The Best Chocolate Chip Cookie Ever
March 22, 2009 by Heather R.
Filed under Chocolate Pictures, Chocolate Recipes
I’m sure I’ve probably written before that I’ve found the best chocolate chip cookie recipe ever, but this time it’s really true! Actually, I’m sure that makes me sound like one of my kids, saying I know I’ve never wanted this or that more than anything else ever. But this time it’s really, really true

My favorite kind of chocolate chip cookies are thick and chewy, the ones keep their shape when they come out of the oven. I’m not crazy about cookies that flatten out, thin as pancakes.
Thick and Chew Chocolate Chip Cookies
2 cups + 2 Tb all-purpose flour
1/2 tsp baking soda
1/2 tsp salt
1-1/2 sticks butter (3/4 cup)
1 cup brown sugar, packed
1/2 cup sugar
1 large egg
1 egg yolk
2 tsp vanilla extract
1-1/2 cups chocolate chips
1 cup chopped walnuts
Preheat oven to 325 degrees. Mix flour, baking soda and salt together, set aside. Mix butter and sugars in mixer until well combined. Beat in egg, egg yolk and vanilla. Add dry ingredients and beat at low speed until just combined. Stir in chocolate chips and walnuts. Using a cookie scoop, place cookies two inches apart on greased or parchment-lined cookie sheets.
Bake 10-12 minutes or until cookies are golden brown.

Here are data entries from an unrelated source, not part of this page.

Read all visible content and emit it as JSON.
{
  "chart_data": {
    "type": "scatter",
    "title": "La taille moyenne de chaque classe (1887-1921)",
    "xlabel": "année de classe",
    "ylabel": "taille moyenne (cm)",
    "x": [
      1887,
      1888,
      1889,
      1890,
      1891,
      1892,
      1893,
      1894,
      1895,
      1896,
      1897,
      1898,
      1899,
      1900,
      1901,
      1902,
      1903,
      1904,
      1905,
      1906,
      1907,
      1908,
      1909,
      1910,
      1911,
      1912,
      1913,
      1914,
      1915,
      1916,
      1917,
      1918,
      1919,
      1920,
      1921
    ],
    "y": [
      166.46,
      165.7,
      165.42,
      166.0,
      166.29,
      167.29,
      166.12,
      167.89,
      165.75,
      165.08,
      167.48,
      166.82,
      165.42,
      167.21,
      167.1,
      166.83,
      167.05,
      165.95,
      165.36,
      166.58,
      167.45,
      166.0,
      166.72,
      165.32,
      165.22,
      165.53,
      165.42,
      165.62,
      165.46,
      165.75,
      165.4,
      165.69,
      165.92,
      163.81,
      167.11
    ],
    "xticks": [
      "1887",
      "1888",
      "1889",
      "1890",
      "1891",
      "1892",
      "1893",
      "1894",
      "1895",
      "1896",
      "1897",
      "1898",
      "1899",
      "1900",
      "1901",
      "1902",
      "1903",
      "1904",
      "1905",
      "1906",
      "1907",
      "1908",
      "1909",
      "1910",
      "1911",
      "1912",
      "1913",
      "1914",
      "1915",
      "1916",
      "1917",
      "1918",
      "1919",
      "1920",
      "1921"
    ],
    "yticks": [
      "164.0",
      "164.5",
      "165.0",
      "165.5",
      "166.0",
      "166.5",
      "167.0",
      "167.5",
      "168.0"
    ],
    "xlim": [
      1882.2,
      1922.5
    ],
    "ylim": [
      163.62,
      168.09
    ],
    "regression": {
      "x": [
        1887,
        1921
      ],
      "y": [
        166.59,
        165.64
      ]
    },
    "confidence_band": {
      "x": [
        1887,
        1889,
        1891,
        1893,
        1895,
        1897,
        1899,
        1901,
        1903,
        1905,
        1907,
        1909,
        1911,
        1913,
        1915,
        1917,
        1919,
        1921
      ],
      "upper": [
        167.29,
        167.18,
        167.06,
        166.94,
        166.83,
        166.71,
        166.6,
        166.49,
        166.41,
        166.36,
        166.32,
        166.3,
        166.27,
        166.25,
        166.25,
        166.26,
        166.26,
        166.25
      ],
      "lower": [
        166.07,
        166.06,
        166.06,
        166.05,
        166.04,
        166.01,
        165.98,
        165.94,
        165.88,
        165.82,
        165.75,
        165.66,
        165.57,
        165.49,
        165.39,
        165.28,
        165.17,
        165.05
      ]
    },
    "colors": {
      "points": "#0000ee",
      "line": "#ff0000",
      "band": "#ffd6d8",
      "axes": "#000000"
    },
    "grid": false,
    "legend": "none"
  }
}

Oooh, these cookies are good. They rounded up nicely – crispy on the edges, but chewy inside. Interesting, isn’t it, how just changing the proportions a little bit from the tried-and-true Tollhouse makes such a difference. Lower temp, different sugar levels. I’d like to write up the cookies on my own food blog (giving you all the credit, of course). Email me, would you? Are you okay with that? I’ve been baking a lot of CC cookies lately for a friend who has to gain some weight, and CC cookies are what she craves. I’ve been trying to keep her supplied. She’s going to love these because they’re chewy (I usually make thinner and more crispy ones).
I made your cookie recipe this week and the cookies were really good! To see them: http://tamiskitchentabletalk.blogspot.com/2009/03/when-i-came-across-recipe-for-chocolate.html
They turned out exactly as you’ve described them. Thanks for sharing your recipe!
Tami
Hi Carolyn! Please feel free to pass it on however you like! I found the recipe forever ago, didn’t bookmark it (just had it printed out and stuck in my folder), so I don’t know who the original credit should go to.
Tami, you’re very welcome! I’m glad I could help spread the thick CCC love!
Ok so I have never baked before but this recipe sounds really good! So when you say butter, do you use unsalted butter? Just want this to come out great!
Hi Mani! In baking the default is usually unsalted butter unless otherwise specified, but all I had on hand when I made mine was salted, and they turned out perfectly!
If you only have salted butter as well but don’t want to use so much salt in the recipe you can scale back the 1/2 tsp to 1/4 or so.
Hi, I would like to try out this recipe as i love thick n chewy chocolate chip cookies too! But im not quite sure if the butter in this recipe is using melted butter or just softened butter? Thanks!
Hi Cindy! I use softened butter.
This is just a basic cookie recipe printed on the back of nestle tollhouse chocolate chips. Have you seriously never made these cookies before anyone???
Hi Kate, there are actually some significant differences between this recipe and Nestle’s Toll House recipe. Were you looking at a different one, perhaps? True, chocolate chip cookies all contain the same basic ingredients, but the measurements between the two -are- different, which would make for a different-tasting cookie. http://www.verybestbaking.com/recipes/specialty/nth-detail-occc.aspx
ur cookies!!!!!!!! I cannot believe how wonderful they came out! These cookies DO NOT taste like the store bought kind. I baked them the first time with a little bit of skeptism; however, once the first batch was done, I tried them and coudn’t stop eating them!!!!!!!! When I went to make a second batch, I think I use 1 tbs of baking powder, instead of 1/2 a tbs. Basically, my cookies came out a little more tougher this time as if I added too much flour, and they tasted more salitier also.I guessed I should have noticed it before I baked the cookies because the second time I baked them, when I added too much baking soda, I tasted the batter and it taste more saltier to me. Though, the batter (from the looks of it) look identically the same.